При всей нейтральности термина «СВО» его выбор сделал невозможным реферирование к войне — «большой» и/или «народной». Это решение не затрагивало содержательную оценку и масштабы трагедии, но предписывало официально редуцировать массовую смерть до отдельных случаев потерь.
Ежедневные сообщения о смертях и похоронах не позволяли вообще отказаться от коммеморации. При этом официальные решения о форматах коммеморации не были приняты. «Проблемная» память о погибших неудобна прежде всего для политиков, выступающих от имени государства.
«Коллективный солдат»
Формирующаяся мемориальная практика не изолирована от символического и ритуального опыта. Этот опыт связан с такими прямолинейными и «наивными» знаками идентичности, как, например, располагающиеся по всей России комплексы «Вечный огонь» и «Могила неизвестного солдата». Они служат для коллективного воспоминания.
В отличие от канонической формулировки «Имя твоё неизвестно. Подвиг твой бессмертен», характерной для увековечивания памяти погибших во время Великой Отечественной войны, нынешний мемориальный дискурс, складывающийся на наших глазах, привносит качественное изменение. Если семантика определения «неизвестный солдат» направлена на вычленение героя как единицы из массы, то в обращении к похоронам погибших военнослужащих, наоборот, известен каждый – но отсутствует «коллективный солдат».
Некронарратив ориентирован исключительно на представление гибели в ходе спецоперации как «отдельного случая», не правила, но исключения.
* * *
Cледовало бы допустить, что масштабная коммеморация «запаздывает». Война выступает главной узловой точкой актуального нарратива, ещё не перемещённого в пространство коллективной памяти.

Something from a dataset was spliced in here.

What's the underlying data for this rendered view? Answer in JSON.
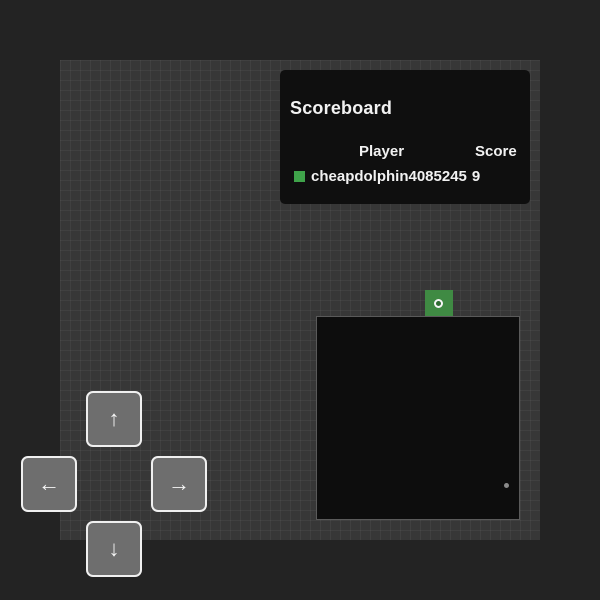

Однако спонтанная коммеморация, направленная на сохранение памяти о героях в общественном сознании, не могла ждать. С началом сентябрьской мобилизации она должна была подтвердить чувство единства и общности, упрочив связи внутри общества.
Процесс формирования и трансформации образа насильственной смерти в ходе СВО в общественном сознании маргинализировался – через нормализацию происходящего с помощью медиа.
Именно она переводила и переводит коммеморацию на индивидуальный уровень.